Files
Abstract
Rice is the lifeline of almost 70% of the world's poor residing in Asia,
where more than 90% of world rice production and consumption takes place. Rice
trade liberalization therefore has tremendous implications for poverty. The world
rice market is highly distorted, partly because of the high degree of intervention in
rice markets across the world. While poor countries such as Thailand, Vietnam,
and India tend to "disprotect" rice sectors, the rich countries of East Asia (Japan
and Korea), Europe, and the United States heavily support their rice producers. As
a result, there is great diversity in domestic rice price levels, with very high prices
in the latter countries and very low prices in the former. Trade liberalization would
thus result in flows from these poorer Asian countries to East Asia and Europe.

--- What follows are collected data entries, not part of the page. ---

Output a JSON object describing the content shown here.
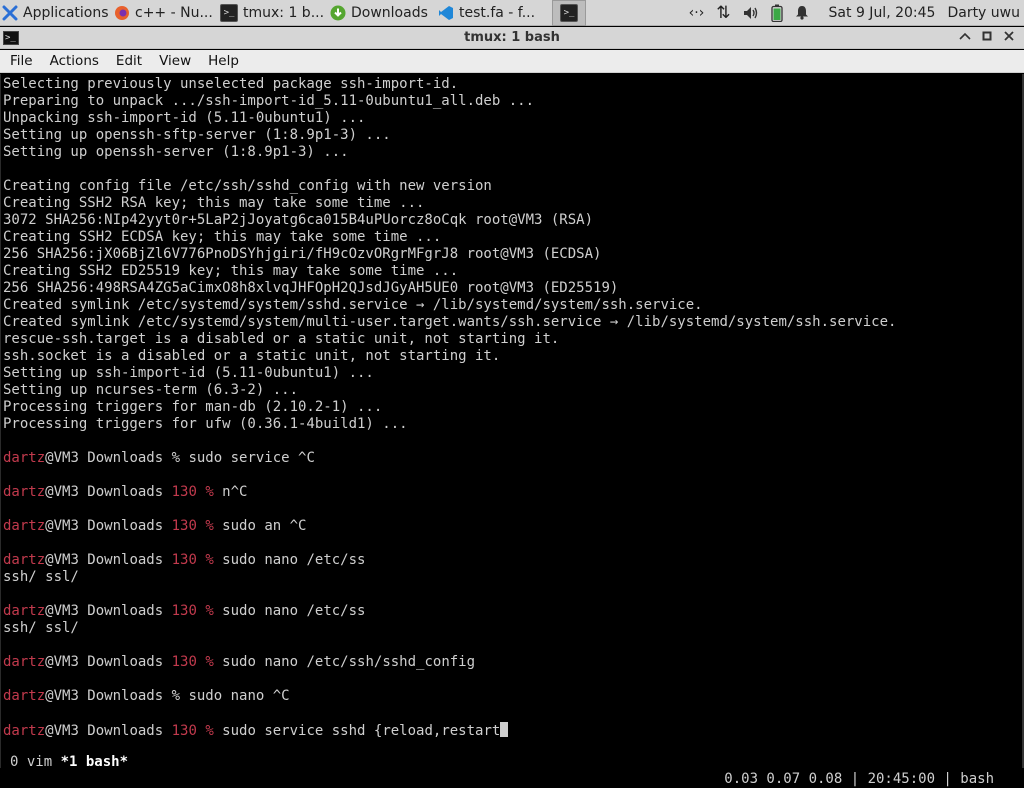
{
  "taskbar": {
    "apps_label": "Applications",
    "apps_suffix": "≡",
    "tasks": [
      {
        "label": "c++ - Nu...",
        "icon": "firefox-icon"
      },
      {
        "label": "tmux: 1 b...",
        "icon": "terminal-icon"
      },
      {
        "label": "Downloads",
        "icon": "download-icon"
      },
      {
        "label": "test.fa - f...",
        "icon": "vscode-icon"
      },
      {
        "label": "",
        "icon": "terminal-icon"
      }
    ],
    "tray": {
      "network": "‹·›",
      "updown": "⇅",
      "volume": "🔊",
      "notification": "🔔",
      "clock": "Sat  9 Jul, 20:45",
      "user": "Darty uwu"
    }
  },
  "window": {
    "title": "tmux: 1 bash",
    "minimize": "^",
    "maximize": "▫",
    "close": "✕"
  },
  "menu": [
    "File",
    "Actions",
    "Edit",
    "View",
    "Help"
  ],
  "terminal": {
    "lines": [
      {
        "text": "Selecting previously unselected package ssh-import-id."
      },
      {
        "text": "Preparing to unpack .../ssh-import-id_5.11-0ubuntu1_all.deb ..."
      },
      {
        "text": "Unpacking ssh-import-id (5.11-0ubuntu1) ..."
      },
      {
        "text": "Setting up openssh-sftp-server (1:8.9p1-3) ..."
      },
      {
        "text": "Setting up openssh-server (1:8.9p1-3) ..."
      },
      {
        "text": ""
      },
      {
        "text": "Creating config file /etc/ssh/sshd_config with new version"
      },
      {
        "text": "Creating SSH2 RSA key; this may take some time ..."
      },
      {
        "text": "3072 SHA256:NIp42yyt0r+5LaP2jJoyatg6ca015B4uPUorcz8oCqk root@VM3 (RSA)"
      },
      {
        "text": "Creating SSH2 ECDSA key; this may take some time ..."
      },
      {
        "text": "256 SHA256:jX06BjZl6V776PnoDSYhjgiri/fH9cOzvORgrMFgrJ8 root@VM3 (ECDSA)"
      },
      {
        "text": "Creating SSH2 ED25519 key; this may take some time ..."
      },
      {
        "text": "256 SHA256:498RSA4ZG5aCimxO8h8xlvqJHFOpH2QJsdJGyAH5UE0 root@VM3 (ED25519)"
      },
      {
        "text": "Created symlink /etc/systemd/system/sshd.service → /lib/systemd/system/ssh.service."
      },
      {
        "text": "Created symlink /etc/systemd/system/multi-user.target.wants/ssh.service → /lib/systemd/system/ssh.service."
      },
      {
        "text": "rescue-ssh.target is a disabled or a static unit, not starting it."
      },
      {
        "text": "ssh.socket is a disabled or a static unit, not starting it."
      },
      {
        "text": "Setting up ssh-import-id (5.11-0ubuntu1) ..."
      },
      {
        "text": "Setting up ncurses-term (6.3-2) ..."
      },
      {
        "text": "Processing triggers for man-db (2.10.2-1) ..."
      },
      {
        "text": "Processing triggers for ufw (0.36.1-4build1) ..."
      },
      {
        "text": ""
      },
      {
        "prompt": true,
        "user": "dartz",
        "host": "@VM3 Downloads ",
        "code": "",
        "sym": "% ",
        "cmd": "sudo service ^C"
      },
      {
        "text": ""
      },
      {
        "prompt": true,
        "user": "dartz",
        "host": "@VM3 Downloads ",
        "code": "130 ",
        "sym": "% ",
        "cmd": "n^C"
      },
      {
        "text": ""
      },
      {
        "prompt": true,
        "user": "dartz",
        "host": "@VM3 Downloads ",
        "code": "130 ",
        "sym": "% ",
        "cmd": "sudo an ^C"
      },
      {
        "text": ""
      },
      {
        "prompt": true,
        "user": "dartz",
        "host": "@VM3 Downloads ",
        "code": "130 ",
        "sym": "% ",
        "cmd": "sudo nano /etc/ss"
      },
      {
        "text": "ssh/ ssl/"
      },
      {
        "text": ""
      },
      {
        "prompt": true,
        "user": "dartz",
        "host": "@VM3 Downloads ",
        "code": "130 ",
        "sym": "% ",
        "cmd": "sudo nano /etc/ss"
      },
      {
        "text": "ssh/ ssl/"
      },
      {
        "text": ""
      },
      {
        "prompt": true,
        "user": "dartz",
        "host": "@VM3 Downloads ",
        "code": "130 ",
        "sym": "% ",
        "cmd": "sudo nano /etc/ssh/sshd_config"
      },
      {
        "text": ""
      },
      {
        "prompt": true,
        "user": "dartz",
        "host": "@VM3 Downloads ",
        "code": "",
        "sym": "% ",
        "cmd": "sudo nano ^C"
      },
      {
        "text": ""
      },
      {
        "prompt": true,
        "user": "dartz",
        "host": "@VM3 Downloads ",
        "code": "130 ",
        "sym": "% ",
        "cmd": "sudo service sshd {reload,restart",
        "cursor": true
      }
    ],
    "status_left_plain": "0 vim ",
    "status_left_active": "*1 bash*",
    "status_right": "0.03 0.07 0.08 | 20:45:00 | bash"
  },
  "colors": {
    "prompt_user": "#c23a4d",
    "terminal_bg": "#000000",
    "terminal_fg": "#cfcfcf"
  }
}
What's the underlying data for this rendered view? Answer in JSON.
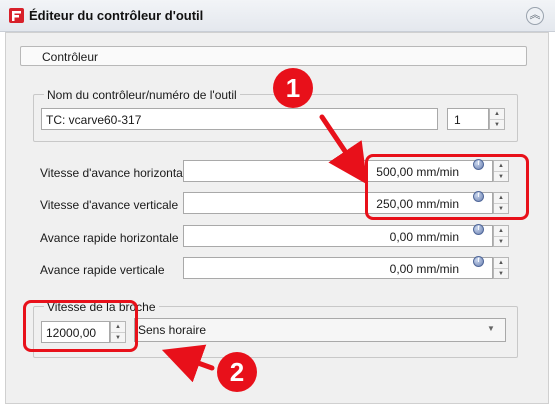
{
  "window": {
    "title": "Éditeur du contrôleur d'outil",
    "app_icon": "freecad-logo-icon",
    "collapse_icon": "chevron-double-up-icon"
  },
  "section": {
    "header": "Contrôleur"
  },
  "tool_group": {
    "title": "Nom du contrôleur/numéro de l'outil",
    "name_value": "TC: vcarve60-317",
    "tool_number": "1"
  },
  "feeds": [
    {
      "label": "Vitesse d'avance horizontale",
      "value": "500,00 mm/min"
    },
    {
      "label": "Vitesse d'avance verticale",
      "value": "250,00 mm/min"
    },
    {
      "label": "Avance rapide horizontale",
      "value": "0,00 mm/min"
    },
    {
      "label": "Avance rapide verticale",
      "value": "0,00 mm/min"
    }
  ],
  "spindle_group": {
    "title": "Vitesse de la broche",
    "speed_value": "12000,00",
    "direction_value": "Sens horaire"
  },
  "annotations": {
    "callout_1": "1",
    "callout_2": "2",
    "highlight_color": "#e8101a"
  },
  "spin_up_glyph": "▲",
  "spin_down_glyph": "▼",
  "dropdown_glyph": "▼",
  "collapse_glyph": "︽"
}
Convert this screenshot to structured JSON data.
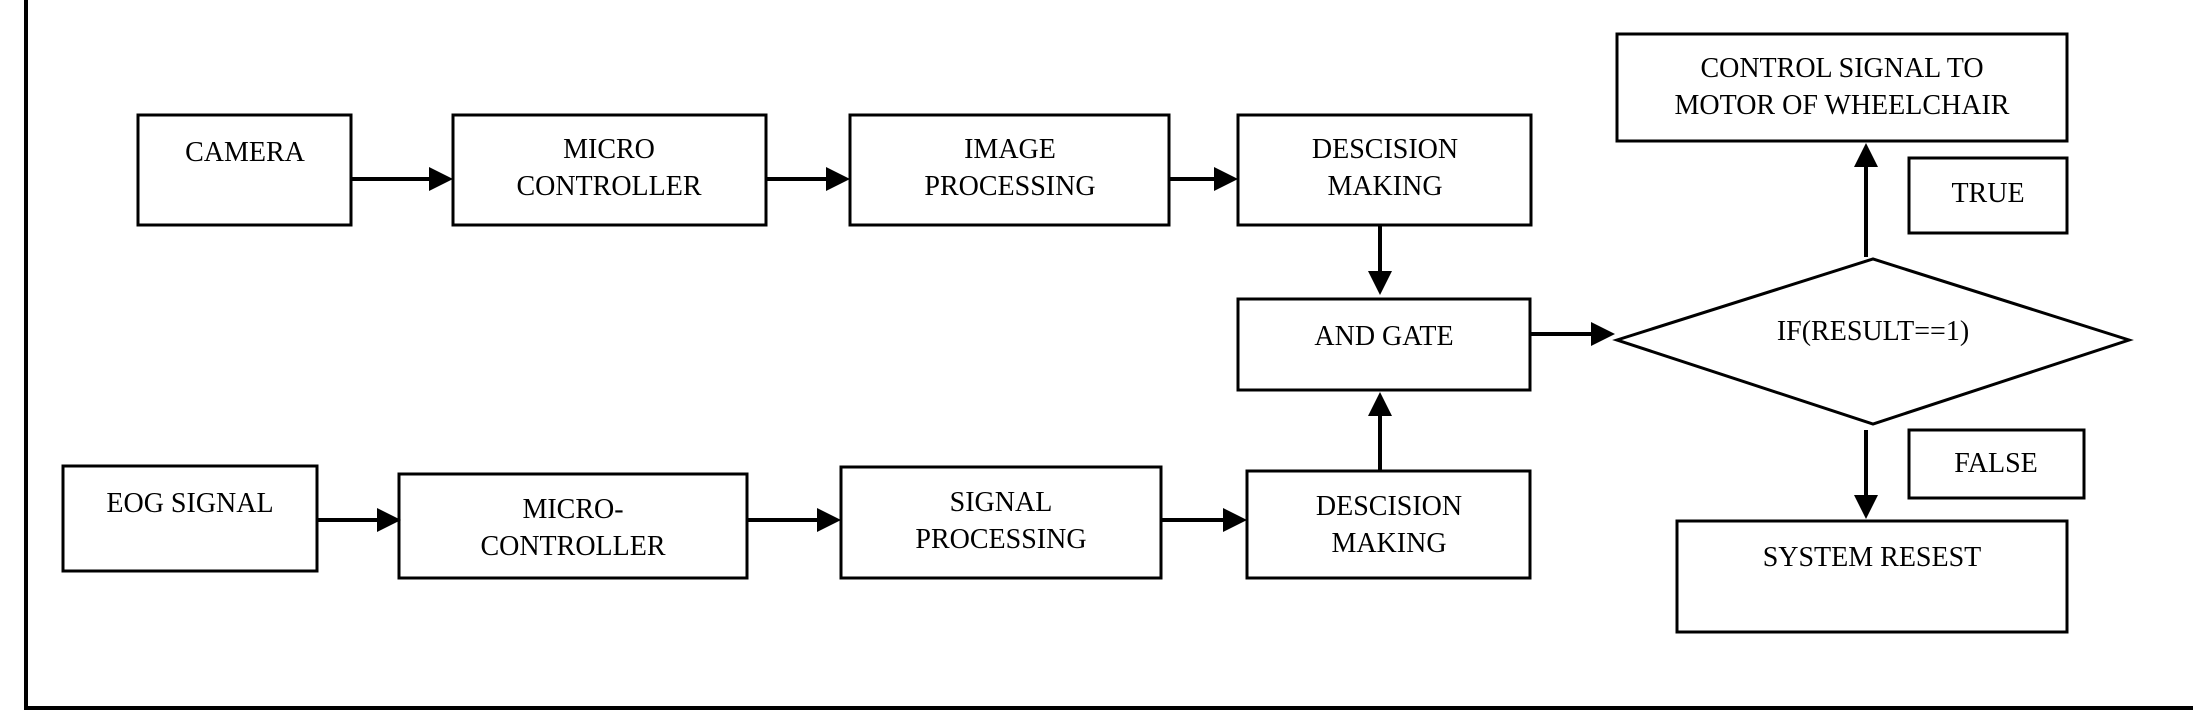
{
  "diagram": {
    "nodes": {
      "camera": {
        "lines": [
          "CAMERA"
        ]
      },
      "micro_controller_top": {
        "lines": [
          "MICRO",
          "CONTROLLER"
        ]
      },
      "image_processing": {
        "lines": [
          "IMAGE",
          "PROCESSING"
        ]
      },
      "decision_top": {
        "lines": [
          "DESCISION",
          "MAKING"
        ]
      },
      "and_gate": {
        "lines": [
          "AND GATE"
        ]
      },
      "condition": {
        "lines": [
          "IF(RESULT==1)"
        ]
      },
      "control_signal": {
        "lines": [
          "CONTROL SIGNAL TO",
          "MOTOR OF WHEELCHAIR"
        ]
      },
      "true_label": {
        "lines": [
          "TRUE"
        ]
      },
      "false_label": {
        "lines": [
          "FALSE"
        ]
      },
      "system_reset": {
        "lines": [
          "SYSTEM RESEST"
        ]
      },
      "eog_signal": {
        "lines": [
          "EOG SIGNAL"
        ]
      },
      "micro_controller_bottom": {
        "lines": [
          "MICRO-",
          "CONTROLLER"
        ]
      },
      "signal_processing": {
        "lines": [
          "SIGNAL",
          "PROCESSING"
        ]
      },
      "decision_bottom": {
        "lines": [
          "DESCISION",
          "MAKING"
        ]
      }
    },
    "edges": [
      [
        "camera",
        "micro_controller_top"
      ],
      [
        "micro_controller_top",
        "image_processing"
      ],
      [
        "image_processing",
        "decision_top"
      ],
      [
        "decision_top",
        "and_gate"
      ],
      [
        "eog_signal",
        "micro_controller_bottom"
      ],
      [
        "micro_controller_bottom",
        "signal_processing"
      ],
      [
        "signal_processing",
        "decision_bottom"
      ],
      [
        "decision_bottom",
        "and_gate"
      ],
      [
        "and_gate",
        "condition"
      ],
      [
        "condition",
        "control_signal",
        "TRUE"
      ],
      [
        "condition",
        "system_reset",
        "FALSE"
      ]
    ]
  }
}
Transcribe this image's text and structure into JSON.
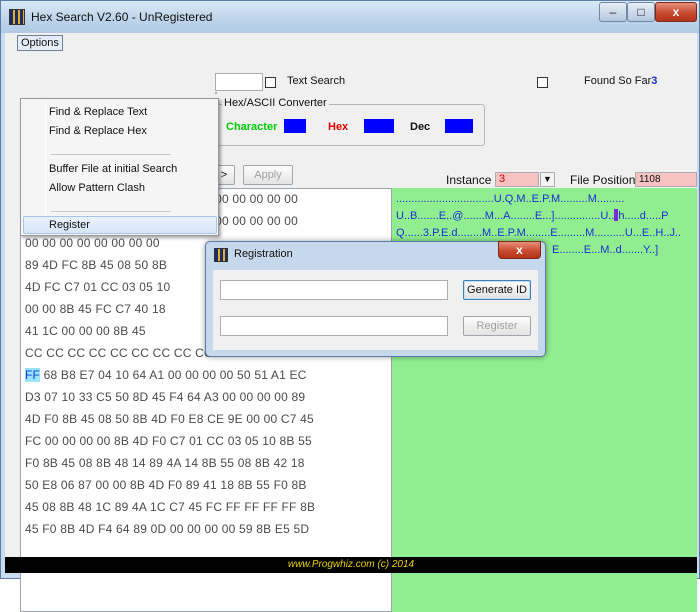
{
  "window": {
    "title": "Hex Search V2.60 - UnRegistered"
  },
  "titlebar_buttons": {
    "minimize": "–",
    "maximize": "□",
    "close": "x"
  },
  "menu": {
    "options_label": "Options",
    "items": [
      "Find & Replace Text",
      "Find & Replace Hex",
      "Buffer File at initial Search",
      "Allow Pattern Clash",
      "Register"
    ]
  },
  "search": {
    "text_search_label": "Text Search",
    "found_label": "Found So Far",
    "found_count": "3"
  },
  "converter": {
    "title": "Hex/ASCII Converter",
    "character_label": "Character",
    "hex_label": "Hex",
    "dec_label": "Dec"
  },
  "toolbar": {
    "next_label": ">",
    "apply_label": "Apply"
  },
  "instance": {
    "label": "Instance",
    "value": "3"
  },
  "file_position": {
    "label": "File Position",
    "value": "1108"
  },
  "hex_rows": [
    "00 00 00 00 00 00 00 00 00 00 00 00 00 00 00 00",
    "00 00 00 00 00 00 00 00 00 00 00 00 00 00 00 00",
    "00 00 00 00 00 00 00 00",
    "89 4D FC 8B 45 08 50 8B",
    "4D FC C7 01 CC 03 05 10",
    "00 00 8B 45 FC C7 40 18",
    "41 1C 00 00 00 8B 45",
    "CC CC CC CC CC CC CC CC CC CC CC CC 55 8B EC 6A",
    "68 B8 E7 04 10 64 A1 00 00 00 00 50 51 A1 EC",
    "D3 07 10 33 C5 50 8D 45 F4 64 A3 00 00 00 00 89",
    "4D F0 8B 45 08 50 8B 4D F0 E8 CE 9E 00 00 C7 45",
    "FC 00 00 00 00 8B 4D F0 C7 01 CC 03 05 10 8B 55",
    "F0 8B 45 08 8B 48 14 89 4A 14 8B 55 08 8B 42 18",
    "50 E8 06 87 00 00 8B 4D F0 89 41 18 8B 55 F0 8B",
    "45 08 8B 48 1C 89 4A 1C C7 45 FC FF FF FF FF 8B",
    "45 F0 8B 4D F4 64 89 0D 00 00 00 00 59 8B E5 5D"
  ],
  "hex_cursor": "FF",
  "ascii_rows": [
    "................................U.Q.M..E.P.M.........M.........",
    "U..B.......E..@.......M...A........E...]...............U..",
    "h.....d.....P",
    "Q......3.P.E.d........M..E.P.M........E.........M..........U...E..H..J..",
    "E........E...M..d.......Y..]"
  ],
  "dialog": {
    "title": "Registration",
    "close": "x",
    "generate_label": "Generate ID",
    "register_label": "Register"
  },
  "footer_text": "www.Progwhiz.com (c) 2014",
  "colors": {
    "found_count": "#1a2fd4",
    "character_label": "#00cc00",
    "hex_label": "#e00000",
    "dec_label": "#111111",
    "ascii_bg": "#90ee90",
    "footer_text": "#f0d000"
  }
}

This is predicted to have beneficial effects for poverty, through producer price
increases and second-round effects (wages, employment, and investment) in
exporting countries, and to augment short-term food security in poor importing
countries.
However, if rice trade liberalization is to contribute to poverty alleviation
in developing countries, there is a need to streamline distortionary agricultural
policies, particularly in developed countries. Also important are "behind the
border" reforms in developing countries aimed at reducing transactions costs for
farmers, rationalizing input pricing policies, ensuring access to risk management
institutions and safety nets, improving access to food, and combating adverse
environmental conditions. In the long run, rice trade liberalization might have to be coupled with initiatives to enhance agricultural productivity and rural economic
growth to be able to make a dent in poverty.